Saturday, October 05, 2002

Bush puts war spotlight on Cincinnati

President's prime time speech will emphasize reasons for Iraq action

By Carl Weiser
Enquirer Washington Bureau

        WASHINGTON - The cavernous rotunda of Cincinnati's Union Terminal becomes the epicenter Monday of the national debate on whether to go to war with Iraq. That's where President Bush will give his prime time speech stressing the threat Saddam Hussein poses to the world. Listening will be 500 invited guests, Congress, and the nation.

        “I think it's a speech that the American people are going to want to watch,” Bush spokesman Ari Fleischer said Friday, adding that the speech would be “notable and newsworthy.”

        “People all over the world are going to pay attention to it,” said Lawrence Korb, a Reagan administration assistant secretary of defense and now a scholar at the Council on Foreign Relations.

        Congress is expected to vote by the end of next week on a resolution authorizing the president to use whatever military force he thinks necessary in Iraq. The House intends to begin debate Tuesday and vote by Thursday. The Senate formally began debate Friday and hopes to vote by Oct. 11.

        Monday's speech is aimed at laying out a case to Congress and the public for giving Mr. Bush authority to use U.S. military might against Mr. Hussein. It comes one year to the day after the United States began its military campaign in Afghanistan.

        “This country next week will be having a big debate on a really important, historic resolution,” Mr. Bush said Friday during a campaign event in Boston. “This is not a political debate. It's a debate about peace and security.”

        To the bishop of the fourth-largest United Methodist conference in the United States, this is a time for the president to listen to the American people.

        Bishop Bruce Ough of the Ohio West conference said Friday that he wants to take the president up on his offer to have a dialogue in America's heartland because “people of faith” have not had an opportunity to discuss the president's call for war.

        In a letter to the president, the bishop notes Mr. Bush's faith as a United Methodist and stresses the region's 1,250 member congregation - from Toledo to Cincinnati - which Bishop Ough has asked to join him in prayer for the president.

        “It is not my intention to say you should not go to war,” he wrote Mr. Bush. “But perhaps this is not the moment to decide. It is premature to insist that the only way is to have a pre-emptive strike.”

        Unlike many presidential trips, this one will have no politicking or fund raising.

        The 8 p.m. speech to about 500 Cincinnati-area residents in the Cincinnati Museum Center at Union Terminal will be hosted by the Greater Cincinnati Chamber of Commerce, the United Way and the World Affairs Council of Cincinnati.
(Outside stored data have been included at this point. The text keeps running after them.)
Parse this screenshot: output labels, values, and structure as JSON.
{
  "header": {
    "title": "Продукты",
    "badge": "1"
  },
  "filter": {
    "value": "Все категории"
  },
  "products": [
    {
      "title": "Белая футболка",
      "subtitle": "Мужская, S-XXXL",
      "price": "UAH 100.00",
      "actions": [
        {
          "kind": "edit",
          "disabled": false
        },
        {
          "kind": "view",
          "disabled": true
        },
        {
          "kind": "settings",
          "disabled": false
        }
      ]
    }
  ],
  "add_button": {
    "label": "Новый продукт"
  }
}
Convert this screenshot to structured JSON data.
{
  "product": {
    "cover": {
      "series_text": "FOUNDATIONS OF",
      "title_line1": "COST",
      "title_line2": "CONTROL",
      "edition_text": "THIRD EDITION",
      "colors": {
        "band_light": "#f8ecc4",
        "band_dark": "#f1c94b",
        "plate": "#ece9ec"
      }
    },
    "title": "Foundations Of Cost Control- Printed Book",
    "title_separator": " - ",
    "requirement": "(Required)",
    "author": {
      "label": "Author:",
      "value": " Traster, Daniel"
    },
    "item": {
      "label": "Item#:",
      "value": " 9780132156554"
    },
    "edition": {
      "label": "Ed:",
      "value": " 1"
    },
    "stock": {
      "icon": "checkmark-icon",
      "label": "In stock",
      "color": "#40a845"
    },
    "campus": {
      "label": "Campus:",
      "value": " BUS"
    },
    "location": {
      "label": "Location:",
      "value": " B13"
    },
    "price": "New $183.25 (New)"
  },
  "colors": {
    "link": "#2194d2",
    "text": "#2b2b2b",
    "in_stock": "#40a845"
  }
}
        “Our feeling is that Cincinnati is a great microcosm of the nation,” chamber spokesman Raymond Buse said. “We feel Cincinnati's a great place for leaders and media to get the pulse of the nation. It's fitting for the president to come here at an important time in our history.”

        The president's speech is not likely to contain any major announcement about a possible war, nor any new specifics about the Iraqi threat.

        The White House did not ask for time on the major television networks. For example, CBS spokesman Sandy Genelius said CBS will cover the speech in its newscasts but not break into regular programming. Local TV stations said Friday they will carry the address live.

        Mr. Fleischer likened the speech to a November 2001 speech in Atlanta where Mr. Bush attempted to rally the nation for the war against terror. The president called for citizens to volunteer to fight terror in their communities and urged them to stay as enthusiastic as he was about fighting terror.

        Congress is expected to give Mr. Bush the permission he wants to use force, but not without some dissent.

        On Friday, as the Senate debated the resolution, Sen. Robert Byrd, D-W.Va., railed against what he said was a blank check for the president, a repeat of the Gulf of Tonkin resolution that led the way to the Vietnam War.

        He said his office received 1,400 phone calls on Friday alone.

        “Almost every caller has said, "Wait. Slow down. Don't rush this through,”' Mr. Byrd said. “I plead with the American people: Let your voice be heard.”

        Rep. Baron Hill, D-Ind., who represents Dearborn County, is one of those undecided members of Congress at whom Mr. Bush's speech is aimed.

        “I'm flying out of Cincinnati that afternoon. I'll be back (in Washington) in time to watch it,” said Mr. Hill, who has Monday night votes in the House.

        Jon Frandsen of Gannett News Service and Enquirer reporter Robert Anglen contributed.